/Fragment/
In der Mitte des Platzes steht eine Figur, deren Erscheinung zwingt die Schatten klein beizugeben. Der Nebel umarmt das Dorf, alles wird dunkel und die Schreckensnacht beginnt. Die Schatten fangen mit ihrem periodischen Weg an. Die Menschen haben ihre Türen schon lange versperrt, einige haben auch das Dorf verlassen, um in dem Aussichtsturm Unterschlupf zu finden.

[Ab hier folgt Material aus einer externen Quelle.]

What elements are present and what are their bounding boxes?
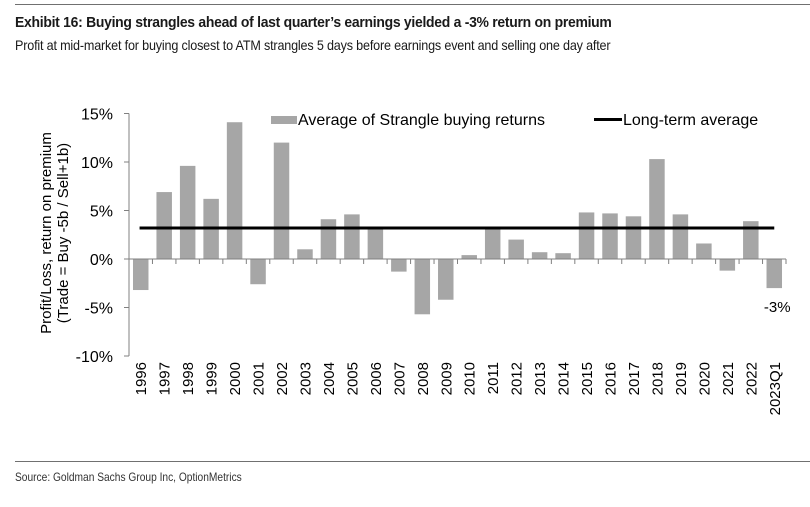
x-tick-label: 1996	[133, 362, 150, 395]
x-tick-label: 2003	[297, 362, 314, 395]
bar-2019	[672, 214, 689, 259]
bar-1998	[179, 165, 196, 259]
legend-swatch-bars	[271, 116, 297, 124]
bar-2020	[696, 243, 712, 259]
y-tick-label: 0%	[90, 252, 113, 269]
bar-2009	[438, 259, 454, 300]
x-tick-label: 2012	[509, 362, 526, 395]
y-tick-label: 15%	[81, 107, 113, 124]
x-tick-label: 2014	[556, 362, 573, 395]
y-axis-label-line: (Trade = Buy -5b / Sell+1b)	[55, 143, 72, 323]
x-tick-label: 2001	[251, 362, 268, 395]
top-rule	[15, 4, 810, 5]
x-tick-label: 2000	[227, 362, 244, 395]
bar-2004	[320, 219, 337, 259]
x-tick-label: 2005	[344, 362, 361, 395]
x-tick-label: 1997	[157, 362, 174, 395]
bar-2012	[508, 239, 524, 259]
x-tick-label: 2013	[532, 362, 549, 395]
y-tick-label: -10%	[76, 349, 113, 366]
x-tick-label: 1998	[180, 362, 197, 395]
x-tick-label: 2019	[673, 362, 690, 395]
x-tick-label: 2011	[485, 362, 502, 394]
data-label-2023Q1: -3%	[764, 299, 791, 316]
x-tick-label: 2023Q1	[767, 362, 784, 415]
x-tick-label: 2002	[274, 362, 291, 395]
x-tick-label: 2016	[603, 362, 620, 395]
exhibit-subtitle: Profit at mid-market for buying closest …	[15, 37, 611, 53]
x-tick-label: 2006	[368, 362, 385, 395]
legend-label-bars: Average of Strangle buying returns	[298, 112, 545, 129]
bar-2003	[297, 249, 313, 259]
bar-1996	[132, 259, 149, 291]
bar-2002	[273, 142, 290, 259]
bar-2010	[461, 255, 477, 259]
bar-2008	[414, 259, 431, 315]
exhibit-title: Exhibit 16: Buying strangles ahead of la…	[15, 14, 612, 31]
bar-2022	[743, 221, 759, 259]
y-axis-label-line: Profit/Loss, return on premium	[38, 132, 55, 334]
bar-2016	[602, 213, 618, 259]
bar-1997	[156, 192, 172, 259]
y-ticks-group: 15% 10% 5% 0% -5% -10%	[76, 107, 129, 366]
bar-2018	[649, 159, 665, 259]
bar-2017	[625, 216, 642, 259]
x-tick-label: 2010	[462, 362, 479, 395]
x-tick-label: 2018	[649, 362, 666, 395]
bar-2007	[391, 259, 407, 272]
bar-2014	[555, 253, 571, 259]
x-tick-label: 2022	[743, 362, 760, 395]
bar-2006	[367, 228, 384, 259]
y-tick-label: 10%	[81, 155, 113, 172]
bar-2023Q1	[766, 259, 783, 289]
x-tick-label: 1999	[204, 362, 221, 395]
source-note: Source: Goldman Sachs Group Inc, OptionM…	[15, 470, 242, 484]
x-tick-label: 2017	[626, 362, 643, 395]
legend-label-line: Long-term average	[623, 112, 758, 129]
y-tick-label: 5%	[90, 204, 113, 221]
bars-group	[132, 122, 783, 315]
bar-2021	[719, 259, 736, 271]
x-tick-label: 2008	[415, 362, 432, 395]
bar-2005	[344, 214, 360, 259]
bar-2000	[226, 122, 243, 259]
annotations-group: -3%	[764, 299, 791, 316]
x-tick-label: 2007	[391, 362, 408, 395]
bar-2013	[531, 252, 548, 259]
x-tick-label: 2009	[438, 362, 455, 395]
x-tick-label: 2021	[720, 362, 737, 395]
x-tick-label: 2015	[579, 362, 596, 395]
x-tick-label: 2004	[321, 362, 338, 395]
bar-2001	[250, 259, 266, 285]
bar-2011	[484, 228, 501, 259]
y-axis-label-group: Profit/Loss, return on premium (Trade = B…	[38, 132, 72, 334]
y-tick-label: -5%	[85, 301, 113, 318]
bottom-rule	[15, 461, 810, 462]
x-tick-label: 2020	[696, 362, 713, 395]
legend: Average of Strangle buying returns Long-t…	[271, 112, 758, 129]
bar-2015	[578, 212, 595, 259]
x-ticks-group: 1996 1997 1998 1999 2000 2001 2002 2003 2004 2005…	[133, 259, 787, 415]
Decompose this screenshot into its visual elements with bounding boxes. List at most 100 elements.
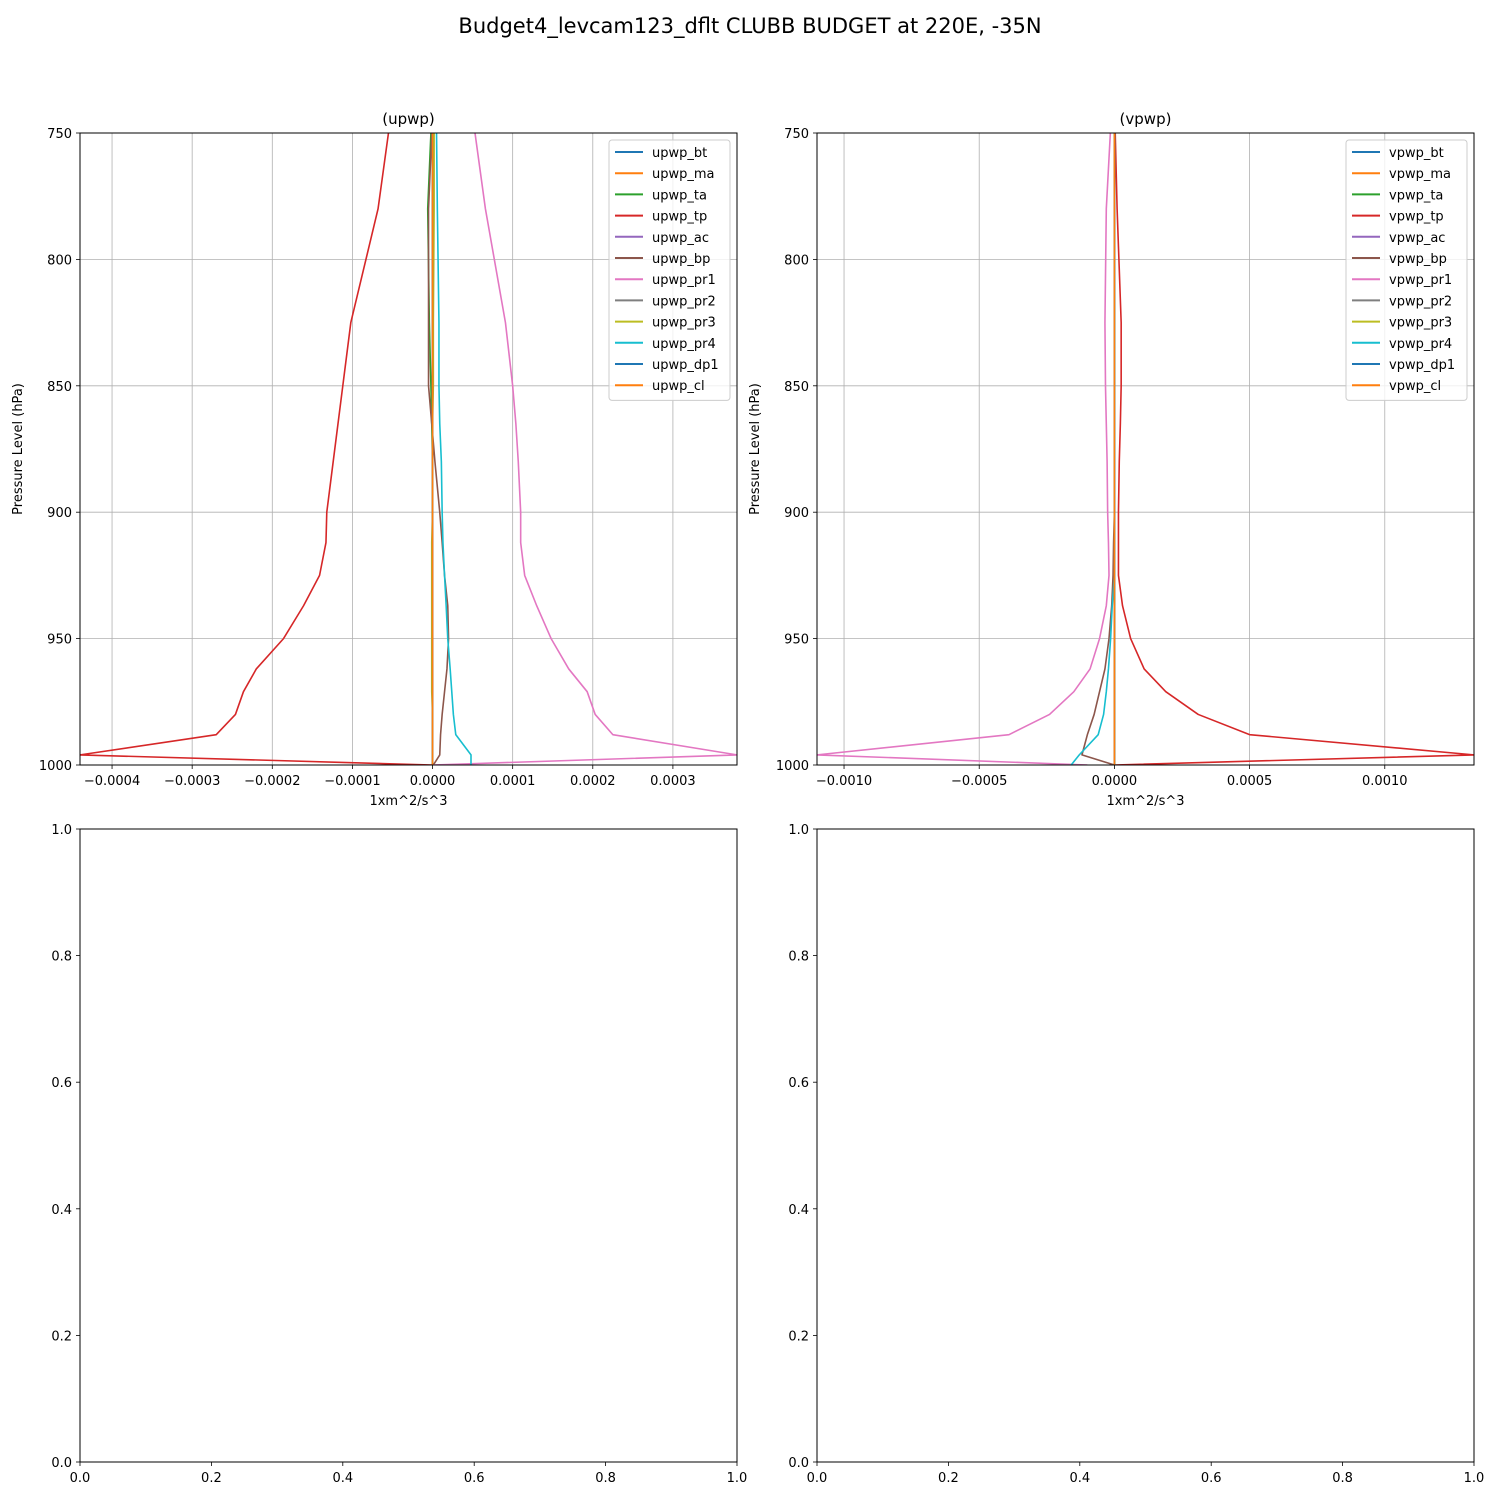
y-axis-label: Pressure Level (hPa) (11, 383, 26, 515)
x-tick-label: 0.2 (201, 1471, 222, 1486)
legend-entry: vpwp_cl (1389, 379, 1441, 394)
y-tick-label: 750 (47, 127, 72, 142)
y-tick-label: 850 (47, 380, 72, 395)
x-axis-label: 1xm^2/s^3 (369, 794, 447, 809)
legend-entry: vpwp_ma (1389, 167, 1451, 182)
x-tick-label: 0.0002 (570, 774, 616, 789)
legend-entry: vpwp_ac (1389, 231, 1445, 246)
y-tick-label: 0.4 (51, 1203, 72, 1218)
x-tick-label: −0.0001 (324, 774, 380, 789)
y-tick-label: 1.0 (51, 823, 72, 838)
legend-entry: upwp_pr1 (652, 273, 716, 288)
legend-entry: upwp_ac (652, 231, 709, 246)
subplot-title: (vpwp) (1120, 110, 1172, 128)
chart-panel-2: −0.0010 −0.0005 0.0000 0.0005 0.0010 750 800 85… (748, 110, 1475, 809)
y-tick-label: 0.0 (51, 1456, 72, 1471)
x-tick-label: −0.0002 (244, 774, 300, 789)
legend-box (1345, 139, 1468, 401)
figure-title: Budget4_levcam123_dflt CLUBB BUDGET at 2… (458, 14, 1042, 38)
series-group (80, 133, 737, 765)
legend-entry: upwp_pr2 (652, 294, 716, 309)
legend-entry: upwp_cl (652, 379, 705, 394)
legend-entry: upwp_dp1 (652, 358, 719, 373)
x-tick-label: 0.0 (70, 1471, 91, 1486)
axes-frame (79, 828, 738, 1463)
x-tick-label: 0.4 (332, 1471, 353, 1486)
series-line-upwp_tp (80, 133, 433, 765)
legend-entry: vpwp_pr3 (1389, 316, 1452, 331)
legend-entry: upwp_bt (652, 146, 707, 161)
series-line-vpwp_tp (1114, 133, 1474, 765)
x-tick-label: −0.0010 (816, 774, 872, 789)
legend: upwp_bt upwp_ma upwp_ta upwp_tp upwp_ac upwp_… (608, 139, 731, 401)
y-tick-label: 0.8 (788, 950, 809, 965)
x-tick-label: 0.2 (938, 1471, 959, 1486)
legend-entry: vpwp_pr4 (1389, 337, 1452, 352)
x-tick-label: 0.0 (807, 1471, 828, 1486)
legend: vpwp_bt vpwp_ma vpwp_ta vpwp_tp vpwp_ac vpwp_… (1345, 139, 1468, 401)
series-line-upwp_pr4 (435, 133, 472, 765)
x-tick-label: 0.6 (464, 1471, 485, 1486)
x-tick-label: 0.8 (595, 1471, 616, 1486)
chart-panel-1: −0.0004 −0.0003 −0.0002 −0.0001 0.0000 0.0001… (11, 110, 738, 809)
x-tick-label: 0.0000 (1092, 774, 1138, 789)
axes-frame (816, 132, 1475, 766)
legend-entry: vpwp_bt (1389, 146, 1444, 161)
legend-entry: vpwp_pr1 (1389, 273, 1452, 288)
y-tick-label: 0.0 (788, 1456, 809, 1471)
x-tick-label: 1.0 (727, 1471, 748, 1486)
series-line-vpwp_pr1 (817, 133, 1112, 765)
x-tick-label: −0.0003 (164, 774, 220, 789)
y-tick-label: 0.2 (788, 1329, 809, 1344)
x-tick-label: 0.8 (1332, 1471, 1353, 1486)
y-tick-label: 1000 (39, 759, 72, 774)
legend-entry: upwp_pr4 (652, 337, 716, 352)
y-tick-label: 1000 (776, 759, 809, 774)
y-tick-label: 0.8 (51, 950, 72, 965)
series-line-upwp_pr1 (432, 133, 737, 765)
x-tick-label: 0.0001 (490, 774, 536, 789)
legend-entry: vpwp_bp (1389, 252, 1447, 267)
x-tick-label: 1.0 (1464, 1471, 1485, 1486)
y-tick-label: 800 (784, 253, 809, 268)
y-tick-label: 0.2 (51, 1329, 72, 1344)
x-tick-label: 0.4 (1069, 1471, 1090, 1486)
series-group (817, 133, 1474, 765)
x-tick-label: 0.6 (1201, 1471, 1222, 1486)
legend-entry: vpwp_pr2 (1389, 294, 1452, 309)
y-tick-label: 950 (47, 633, 72, 648)
series-line-vpwp_pr4 (1070, 133, 1116, 765)
y-tick-label: 900 (784, 506, 809, 521)
legend-entry: upwp_pr3 (652, 316, 716, 331)
x-tick-label: −0.0005 (951, 774, 1007, 789)
axes-frame (79, 132, 738, 766)
y-tick-label: 0.4 (788, 1203, 809, 1218)
y-axis-label: Pressure Level (hPa) (748, 383, 763, 515)
y-tick-label: 900 (47, 506, 72, 521)
x-tick-label: 0.0003 (650, 774, 696, 789)
legend-box (608, 139, 731, 401)
y-tick-label: 800 (47, 253, 72, 268)
x-tick-label: −0.0004 (84, 774, 140, 789)
subplot-title: (upwp) (382, 110, 435, 128)
y-tick-label: 0.6 (51, 1076, 72, 1091)
legend-entry: upwp_ma (652, 167, 715, 182)
legend-entry: vpwp_ta (1389, 188, 1443, 203)
legend-entry: vpwp_dp1 (1389, 358, 1455, 373)
x-axis-label: 1xm^2/s^3 (1106, 794, 1184, 809)
legend-entry: upwp_ta (652, 188, 707, 203)
axes-frame (816, 828, 1475, 1463)
series-line-vpwp_bp (1081, 133, 1116, 765)
x-tick-label: 0.0005 (1227, 774, 1273, 789)
x-tick-label: 0.0000 (410, 774, 456, 789)
x-tick-label: 0.0010 (1362, 774, 1408, 789)
chart-panel-3: 0.0 0.2 0.4 0.6 0.8 1.0 0.0 0.2 0.4 0.6 0.8 1.0 (51, 823, 747, 1486)
y-tick-label: 750 (784, 127, 809, 142)
y-tick-label: 1.0 (788, 823, 809, 838)
y-tick-label: 0.6 (788, 1076, 809, 1091)
y-tick-label: 850 (784, 380, 809, 395)
legend-entry: upwp_bp (652, 252, 710, 267)
y-tick-label: 950 (784, 633, 809, 648)
chart-panel-4: 0.0 0.2 0.4 0.6 0.8 1.0 0.0 0.2 0.4 0.6 0.8 1.0 (788, 823, 1484, 1486)
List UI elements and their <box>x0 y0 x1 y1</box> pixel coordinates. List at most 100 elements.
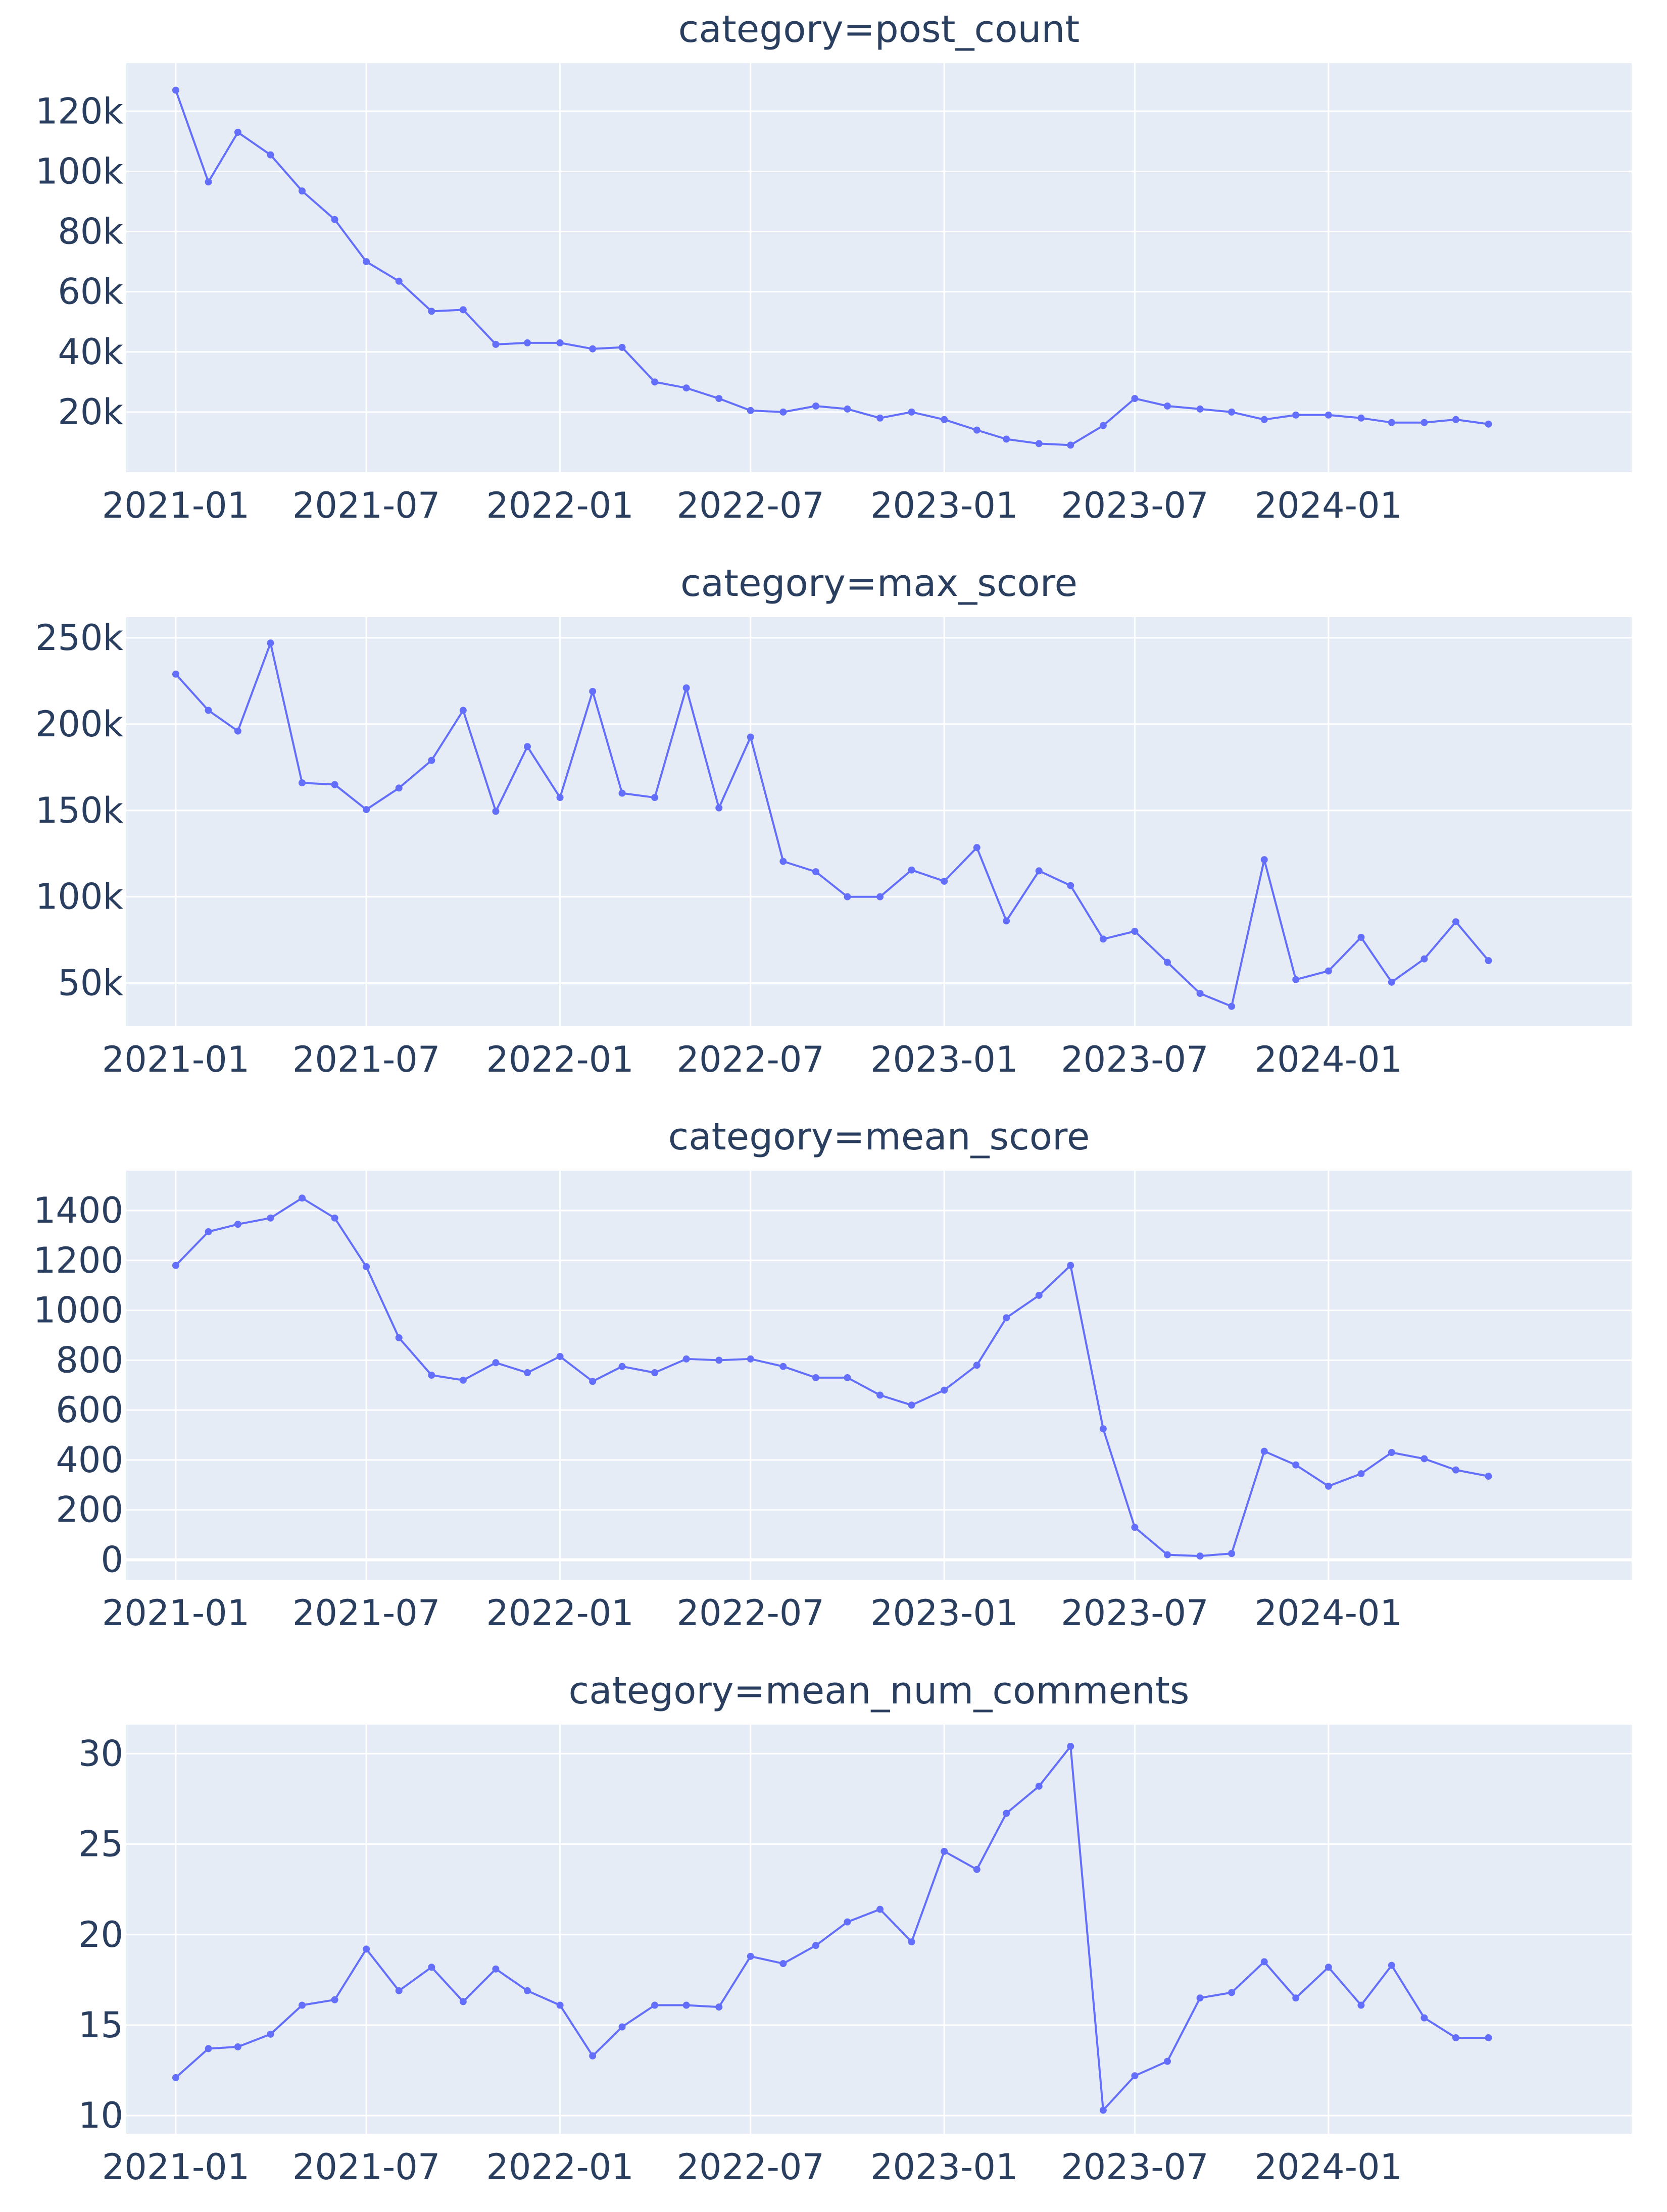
data-point <box>812 868 819 876</box>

Eine Frau rennt auf die Steintreppen. Sie drückt das weinende Kind an sich. Sie hört nur ihr Kind, sie hört nicht, wie ihr sterbender Mann röchelt. Er hat sich für seine Familie aufgeopfert, um seine Familie vor den Schatten zu retten. Sie will nicht daran denken, wie ihr Mann noch lebendig aufgefressen wird, wie er zerfetzt wird.
Aus dem Nichts steht eine schwarze Figur vor ihr, sie versucht zu fliehen, sie hat ihr Ziel, die Tür des Turmes erreicht, aber es ist zu spät. Eine starke Hand greift nach ihrer Schulter und ihre Knochen brechen wie Glas in der Hand der Figur. Vor Schmerz verkümmert, lässt sie das Kind los. Die Schatten kommen derweilen ganz nah, sie wollen frisches Fleisch und Blut. Sie fassen nach der Frau mit ihren fauligen Fingern. Die Figur stößt sie in den Tod.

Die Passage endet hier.